A charity which provides support and advice to victims of modern day slavery has had its funding extended following a successful pilot.
Unseen UK set up a team to help train police and other professionals to spot the signs and indicators of trafficking and slavery and support people who have been enslaved.
Modern day slaves can be forced to work in cannabis factories, brothels, on the forecourts of the increasing number of hand car washes, in the new breed of nail bars undercutting traditional beauty therapists and on travellers’ sites on the outskirts of the city.

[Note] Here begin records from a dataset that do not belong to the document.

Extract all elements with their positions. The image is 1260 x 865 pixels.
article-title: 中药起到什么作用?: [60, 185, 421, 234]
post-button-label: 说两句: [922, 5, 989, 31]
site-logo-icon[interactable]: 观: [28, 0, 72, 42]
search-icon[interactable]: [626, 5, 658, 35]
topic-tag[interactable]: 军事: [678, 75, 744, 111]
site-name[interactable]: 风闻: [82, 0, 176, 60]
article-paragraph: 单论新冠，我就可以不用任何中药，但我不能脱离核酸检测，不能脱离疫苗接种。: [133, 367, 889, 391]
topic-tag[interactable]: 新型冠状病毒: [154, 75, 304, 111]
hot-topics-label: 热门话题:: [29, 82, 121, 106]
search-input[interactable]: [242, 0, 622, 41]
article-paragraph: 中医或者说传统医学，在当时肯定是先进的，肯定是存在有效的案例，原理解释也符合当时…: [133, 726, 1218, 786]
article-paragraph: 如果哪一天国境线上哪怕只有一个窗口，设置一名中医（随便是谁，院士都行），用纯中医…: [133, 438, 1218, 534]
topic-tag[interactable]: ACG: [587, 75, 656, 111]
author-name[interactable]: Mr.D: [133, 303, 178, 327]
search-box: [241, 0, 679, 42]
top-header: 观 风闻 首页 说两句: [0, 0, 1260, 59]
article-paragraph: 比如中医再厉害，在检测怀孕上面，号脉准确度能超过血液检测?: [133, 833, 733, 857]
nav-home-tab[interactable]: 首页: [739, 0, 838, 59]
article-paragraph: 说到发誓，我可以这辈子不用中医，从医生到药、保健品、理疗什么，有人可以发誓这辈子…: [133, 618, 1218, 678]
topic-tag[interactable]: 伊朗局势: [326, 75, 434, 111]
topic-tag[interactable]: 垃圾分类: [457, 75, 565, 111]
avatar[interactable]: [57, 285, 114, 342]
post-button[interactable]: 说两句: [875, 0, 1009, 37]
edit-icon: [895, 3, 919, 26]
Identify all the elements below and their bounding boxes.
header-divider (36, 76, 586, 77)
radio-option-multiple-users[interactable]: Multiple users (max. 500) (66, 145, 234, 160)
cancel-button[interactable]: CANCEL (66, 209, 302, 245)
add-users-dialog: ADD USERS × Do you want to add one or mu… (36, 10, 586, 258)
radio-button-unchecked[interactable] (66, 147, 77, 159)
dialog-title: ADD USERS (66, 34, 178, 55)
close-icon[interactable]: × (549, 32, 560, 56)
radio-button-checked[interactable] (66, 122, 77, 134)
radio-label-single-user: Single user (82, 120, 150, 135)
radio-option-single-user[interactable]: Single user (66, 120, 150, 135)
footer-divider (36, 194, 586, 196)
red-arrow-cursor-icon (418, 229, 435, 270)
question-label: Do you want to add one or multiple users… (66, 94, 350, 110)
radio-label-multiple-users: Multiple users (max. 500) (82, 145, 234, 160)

Police and charities struggle to put together accurate numbers, but estimates for the total victims in the UK at any one time is between 10,000 to 13,000.
In Bristol the number of tip-offs the force received in relation to possible human trafficking and modern day slavery offences more than trebled from 2012 to 2014, from 67 to 252.
As part of the pilot, Unseen developed a training package which was used to train more than 140 people from a range of frontline services; using the information the Police and other agencies have been able to visit sites of potential slavery identifying potential victims.
Avon and Somerset Police and Crime Commissioner Sue Mountstevens said: “It is hard to imagine that in this day and age slavery still exists, however the sad truth is that it does…we need to take every opportunity to speak out and put an end to this terrible crime for good.
“Unseen UK is doing some remarkable work to tackle the very serious issue that is modern slavery,” said Sue Mountstevens, “It is more important than ever that we must continue the fight to eradicate human trafficking and exploitation.”